5. Discussion and conclusion

Building on existing techniques for fabricating preforms and fibers with hexagonally arranged holes, MOFs with single core holes have been fabricated and a minimum hole size of 20 nm was achieved, which is believed to be the smallest hole reported in the core of any fiber to date. Flexibility in extrusion die design, multiple drawing steps and improved process control have enabled the fabrication of this fiber.

In addition to the creation of strong localized light intensity used for increased light-material interaction, as demonstrated here, the ability to create such a small hole in the optical fibers may also enable the realization of negative refractive index in optical fiber platform [24] Negative refraction and superlensing imaging in the visible region can be implemented by metallic nanowires embedded in a dielectric matrix [25] and have been demonstrated in bulk metamaterials. This concept could be transferred into the fiber platform if suitable methods are found to create metal nanowire within the nanosized holes that have been formed here.

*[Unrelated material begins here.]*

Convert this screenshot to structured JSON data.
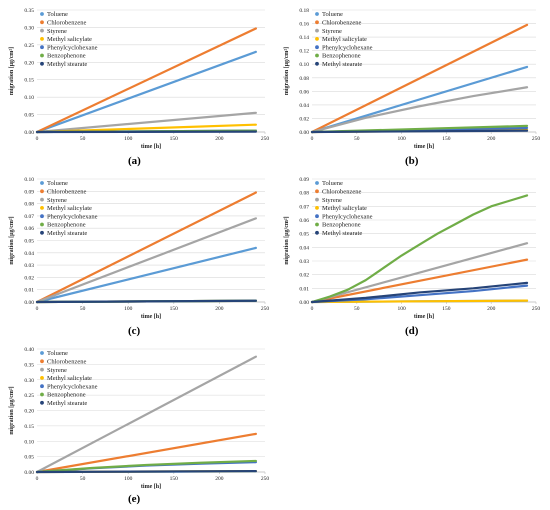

SNOM has been used to scan near field patterns of the MOFs with 80 nm and 250nm core hole at the visible and near infrared wavelengths. Light fills the centralized hole of the MOF. However, the light confinement in this fiber is still relatively weak due to the relatively large hole sizes compared to the wavelengths of the light sources. Therefore further SNOM experiments will be conducted for those MOFs with smaller core holes using the laser sources with a series of wavelengths for comparison. It is necessary to use a small aperture size to image light from the holes less than 50nm. The minimum aperture size from commercial fiber tips are 30nm with extremely low collection efficiency due to large leaking loss. Also with such tiny tips, it is difficult to approach the tips to the fiber surface at a distance less than 10nm without breaking tip. Thus for measurement of the light enhancement within the hole size less than 30nm, it is necessary to use apertureless SNOM, whose resolution has no wavelength related limit and allows an optical resolution of 10nm to be achieved [26].